Right now, legislation protecting people’s privacy in smart cities hasn’t caught up to the technology, but it’s something many city planners are considering in how best to implement their programs.

How IoT is Being Applied to Cities

Cities have embraced IoT to different degrees and in different ways. To give you an idea of what a smart city initiative can look like, here are some of the big examples making headlines across the world.

Chicago, Illinois: The Array of Things

The city of Chicago, in collaboration with a number of researchers, has begun the process of installing hundreds of nodes around the city that will track information on environmental factors, air quality, traffic, and light intensity. Interestingly, the data collected by the nodes is public information, and is thus made accessible to anyone who might want to use it. This sort of data can have value for researchers tackling environmental issues, city planners making decisions about infrastructure projects, and even citizens trying to figure out the best route to work.

The Array of Things project is already collecting data and aims to have 500 nodes installed by the end of 2018.

Amsterdam, Netherlands: Smart City Initiative

Amsterdam was an early adopter of the smart city idea and has done more to embrace it than possibly any other city in the world. They encourage cooperation from companies and citizens and actively solicit project ideas. With over 80 pilot projects in play, residents and nearby companies have shown they’re happy to use the data and resources available to pursue creative, helpful new solutions.

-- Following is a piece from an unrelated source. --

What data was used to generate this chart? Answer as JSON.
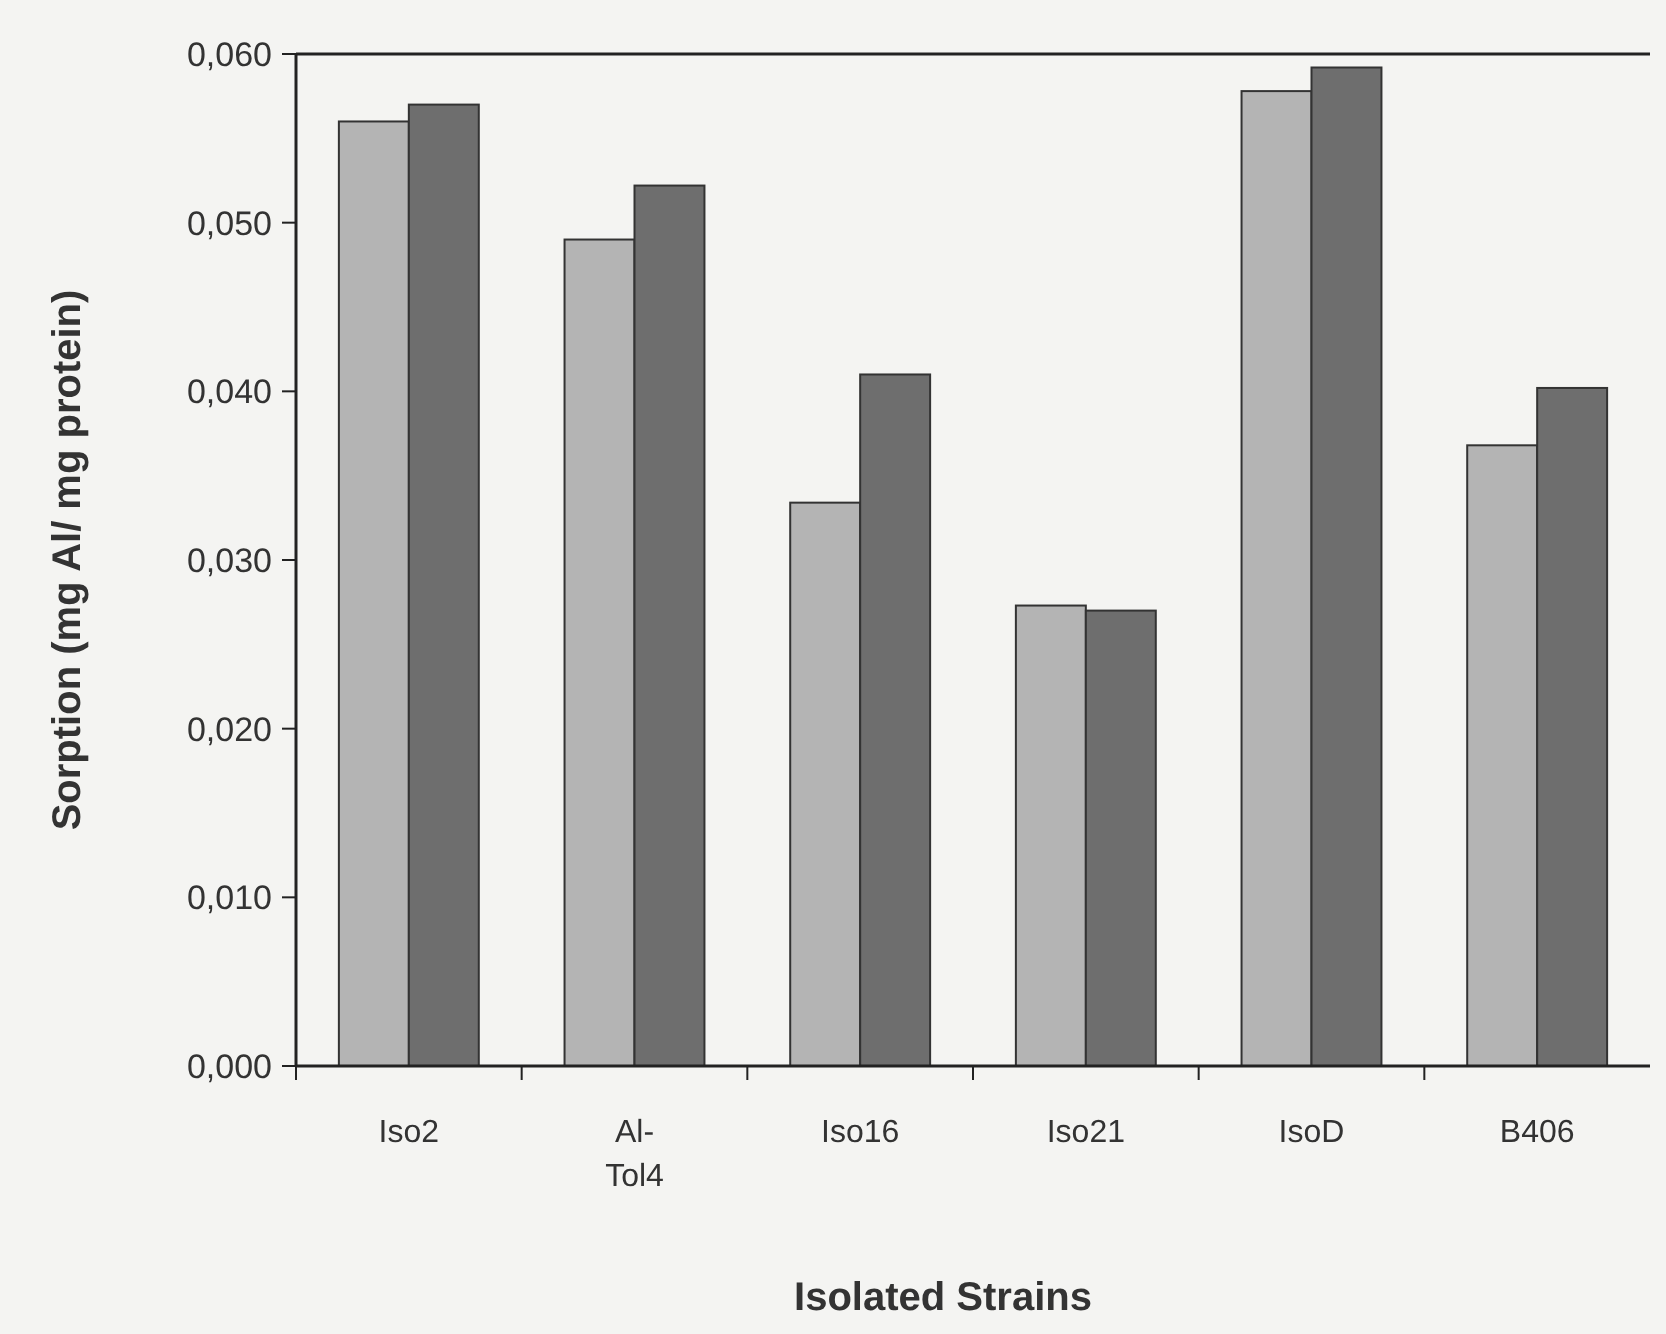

Projects vary from those that retrofit houses to link them to the smart grid and make energy use more efficient, to apps that allow people to control the street lighting as needed or find the closest public toilet. With the whole city on board and businesses encouraged to participate as well, Amsterdam is exploring the full possibilities of using IoT to improve the city.

Amsterdam smart city app
Amsterdam smart city app

Glendale, California: Smart Utilities

Glendale put the IoT to practical use by implementing a smart grid for both water and electricity. Many consumers around the world are installing smart electric and water meters to more efficiently and effectively track their use, but Glendale is one of the first U.S. cities to launch a citywide program designed to get both types of smart meters into homes and connect them all to a smart grid. In a state which has been long plagued by drought, the city is able to use the connected devices and the data they provide to use the resources available more efficiently. Then they provide citizens with tips and feedback in real time on ways to save water and energy.

Kolkata, India smart city app
Kolkata, India smart city app

IoT devices have a lot to tell us and can thoroughly change how we tackle problems at the city level. We’re still in the early stages of seeing how smart city initiatives can play out, and there’s every reason to believe these examples are just the beginning of what’s possible.